Death sentences and Al Jazeera trial

Judge Shehata made it into a damning Human Rights Watch statement titled “Egypt: Judge Issues Mass Death Sentences” in December. This occurred after he handed down 188 death sentences on accusations of the killing of 11 policemen in an attack on Kerdasa’s police station in August 2013.

Shehata was also behind the sentencing of three Al Jazeera English journalists to seven years in jail, with an extra three for the Egyptian defendant for possession of a bullet casing.

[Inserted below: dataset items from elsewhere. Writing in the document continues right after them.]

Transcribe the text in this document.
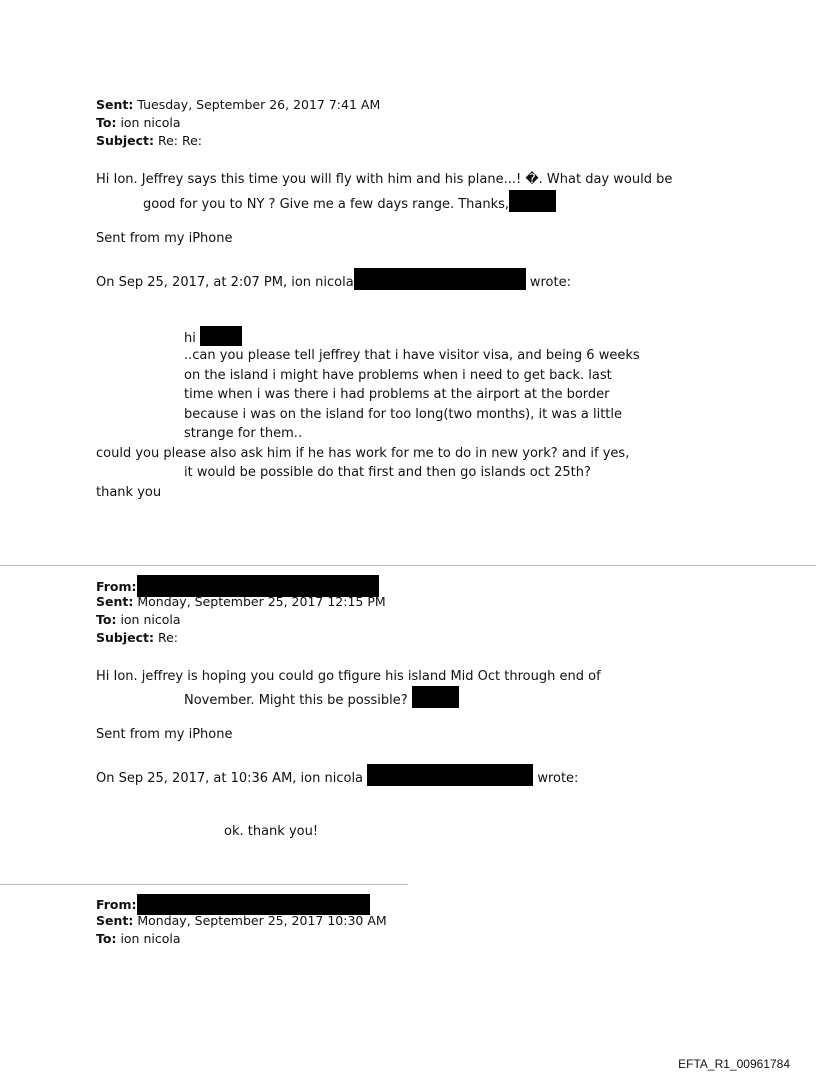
Sent: Tuesday, September 26, 2017 7:41 AM
To: ion nicola
Subject: Re: Re:
Hi Ion. Jeffrey says this time you will fly with him and his plane...! �. What day would be
good for you to NY ? Give me a few days range. Thanks,
Sent from my iPhone
On Sep 25, 2017, at 2:07 PM, ion nicola	wrote:
hi
..can you please tell jeffrey that i have visitor visa, and being 6 weeks
on the island i might have problems when i need to get back. last
time when i was there i had problems at the airport at the border
because i was on the island for too long(two months), it was a little
strange for them..
could you please also ask him if he has work for me to do in new york? and if yes,
it would be possible do that first and then go islands oct 25th?
thank you
From:
Sent: Monday, September 25, 2017 12:15 PM
To: ion nicola
Subject: Re:
Hi Ion. jeffrey is hoping you could go tfigure his island Mid Oct through end of
November. Might this be possible?
Sent from my iPhone
On Sep 25, 2017, at 10:36 AM, ion nicola	wrote:
ok. thank you!
From:
Sent: Monday, September 25, 2017 10:30 AM
To: ion nicola
EFTA_R1_00961784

In June 2013, Shehata handed the Brotherhood’s Supreme Guide Mohamed Badie, along with 13 other high- and low-ranked leaders, a death sentence. It was based on the testimony of one national security officer that Brotherhood members are responsible for the shootings that took place near Istiqamah Mosque in Giza Governorate.

When the Grand Mufti rejected the provision, Shehata did not give in. On 30 August, he sentenced eight of the accused to life imprisonment and, in absentia, six to execution.

Shehata orders death sentences without legal basis, said Imam.  Not only is there a lack of evidence for conviction, but the death sentences are ordered from special circuits for terrorism formed on command from the government. “This on its own demolishes the principle of a fair trial” for having a predetermined judgement, Imam stated.

Abu Seada regards the death sentences as an exaggeration, and said that such incorrect rulings should be overturned by the appeals court.

Sehata told Al-Watan that he is a supporter of President Abdel Fattah Al-Sisi, who a number Egyptians regard as an anti-revolutionary military ruler.

As a judge, it is illegal for him to voice such a preference, according to Imam. “He is a clear example for the politicised judge. The whole judiciary is politicised.”

“I do not have trust in the judiciary or the prosecution. Egypt irreversibly lost justice,” voiced Imam.